The claim that a pregnant unmarried minor is denied equal protection of the laws fails because the classification made by § 12S has a rational basis. The differences between an adult and a minor; between married, widowed, or divorced pregnant minors and an unmarried pregnant minor; and between the special considerations applicable to an abortion as opposed to some other intrusive medical procedure justify the special treatment that § 12S accords to an unmarried pregnant minor who seeks to terminate her pregnancy.
The due process and equal protection rights of physicians, counselling organizations, and clinics to perform abortions are different but no greater *596than those of a pregnant minor. See Framingham Clinic, Inc. v. Selectmen of Southborough, 373 Mass. 279, 285 n.11 (1977) (“For analytic purposes it does not seem to make a difference whether these grounds of invalidity are related to due process or equal protection”). Indeed, the burdens on physicians, counselling organizations, and clinics are less than that imposed on a pregnant minor.
The plaintiffs make no argument to us concerning the equal rights amendment.
Several States have no provision at all concerning parental consent to an abortion. Most States that have a provision for parental consent require the consent of only one parent. Of the States that have a two-parent consent provision, almost all do not enforce it or have been enjoined from enforcing it. See Report of the American Medical Association’s Council on Ethical and Judicial Affairs, Mandatory Parental Consent to Abortion, 269 JAMA 82, 85 (1993).
The dissent on this issue in the Hodgson case viewed a two-parent notification provision as tolerable because, unlike parental consent laws, a parental notice requirement “does not give any third party the legal right to make the minor’s decision for her, or to prevent her from obtaining an abortion should she choose to have one performed.” Id. at 496 (Kennedy, J., dissenting in part). The dissent described the distinction between parental *598consent and parental notification as fundamental. Id. See H.L. v. Matheson, 450 U.S. 398, 411 n.17 (1981). We deal here with consent, not notification.
There will, of course, be situations, as Justice O’Connor’s dissent points out, in which the involvement of both parents would be beneficial and would help the minor make an informed and deliberate choice. There will, however, be many situations in which the involvement of more than one parent would not be appropriate, imposing a burden uncompensated by any benefit to the minor. Because parental consent, even by one parent, is not, and cannot be, a precondition to the performance of an abortion, legislative pressure to bring the second parent into the decision burdens the exercise of a constitutional right without a compensating benefit.

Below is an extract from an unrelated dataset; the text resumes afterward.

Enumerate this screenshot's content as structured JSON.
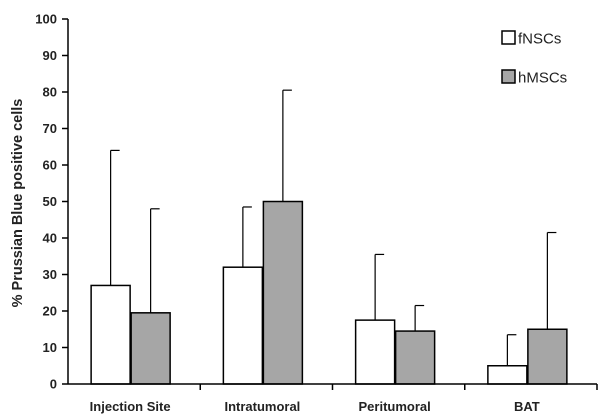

A majority of the Court in the Hodgson case thought that the availability of a judicial bypass cured the unconstitutionality of a two-parent notification requirement. See Hodgson v. Minnesota, supra at 497 (Kennedy, J., with whom Rehnquist, C.J., White, and Scalia, JJ., joined, concurring in the judgment in part, dissenting in part); id. at 461 (O’Connor, J., concurring in part and concurring in the judgment in part). Four Justices were of the opinion that the judicial by-pass procedure did not cure the unconstitutionality of the two-parent notification requirement. See id. at 455 (Stevens, J., dissenting in part); id. at 472, 479 (Marshall, J., dissenting in part).
Because of our denial of the motion of MCFL to intervene, we need not act on its motion that we accept a supplemental appendix for filing. We have allowed MCFL’s motion to supplement the record and have also considered the plaintiffs’ response.